1. Joel Rumpel can play. And when the Badgers play in front of him, Wisconsin can beat anyone. After being pulled in the first period of Friday’s 8-1 loss to Michigan Tech, having given up three goals in 10 minutes, Rumpel gave a career performance Saturday in Wisconsin’s 2-0 win over the Huskies, stopping 47 shots in the game. The team in front of him blocked 27 shots; the Huskies tried to put the puck on net a total of 102 times. The Badgers gave the No. 5 Huskies their first shutout loss of the season and their first road loss. They’re young, but with a little confidence the Badgers could make at least a little noise in the heart of the Big Ten schedule between now and the end of March.

2. Minnesota is beatable. And the Golden Gophers are especially beatable in their own holiday tournament. Minnesota outshot Merrimack 42-17 in Friday’s 3-2 loss in Mariucci Classic semifinal action and needed overtime to beat RIT 3-2 in the tournament’s third-place game Saturday. The Gophers have captured the Mariucci Classic title twice since 2007; Minnesota captured their tournament championship for eight consecutive years (1999-2007) prior to that. This particular Mariucci Classic performance proved that this particular Minnesota team needs to have every player performing at 100 percent every game to win.
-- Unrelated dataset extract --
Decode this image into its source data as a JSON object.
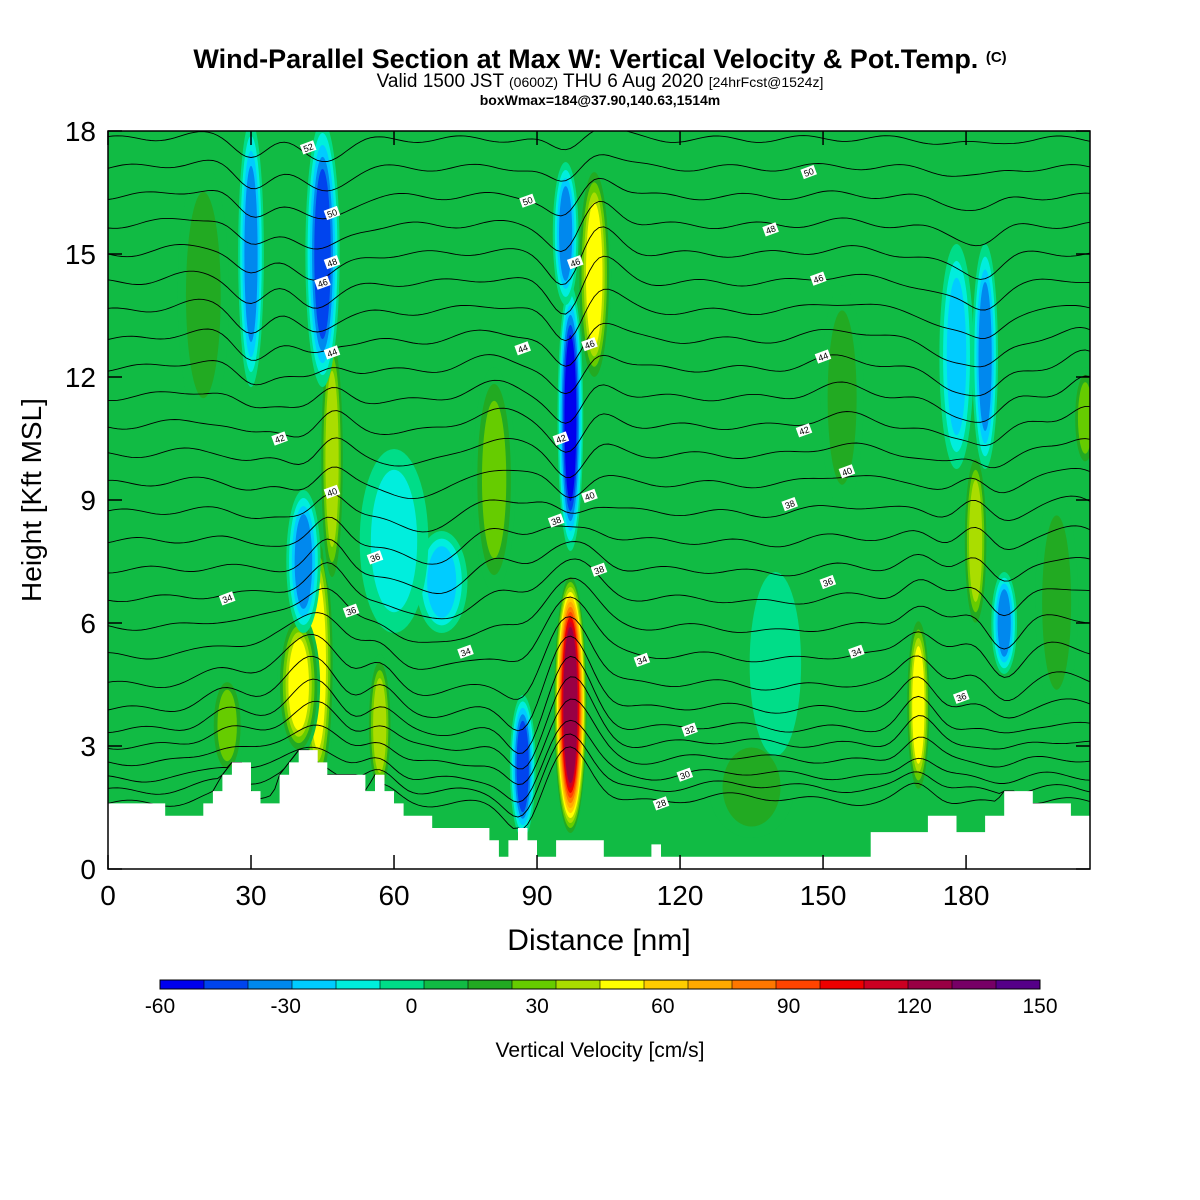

With a few players out for the IIHF World Junior Championship, the Gophers were vulnerable. Any injuries or illness will leave the Gophers struggling like other mere mortals for the remainder of the season.

3. Ohio State can score some goals. Not every game, mind you, but when the Buckeyes score, they look as competitive as any team out there. In their 6-2 win over Mercyhurst Friday, the Buckeyes outshot the Lakers 43-18 and senior Matt Johnson led all Buckeyes in scoring with his first career hat trick. In Saturday’s rematch, the Buckeyes came from behind — a welcome sign — and tied the Lakers, 2-2, with shots 28-26 in favor of Ohio State. Johnson’s goal at 10:50 in the second put OSU on the board and Anthony Greco had the equalizer at 11:32 in the third. The Buckeyes ended the first half of the season with an 8-3 road loss to Michigan (Dec. 5) but beat Notre Dame 5-1 in the third-place game of the Shillelagh Tournament the week before. If they find some consistency, the Buckeyes may play spoiler before the Big Ten season ends.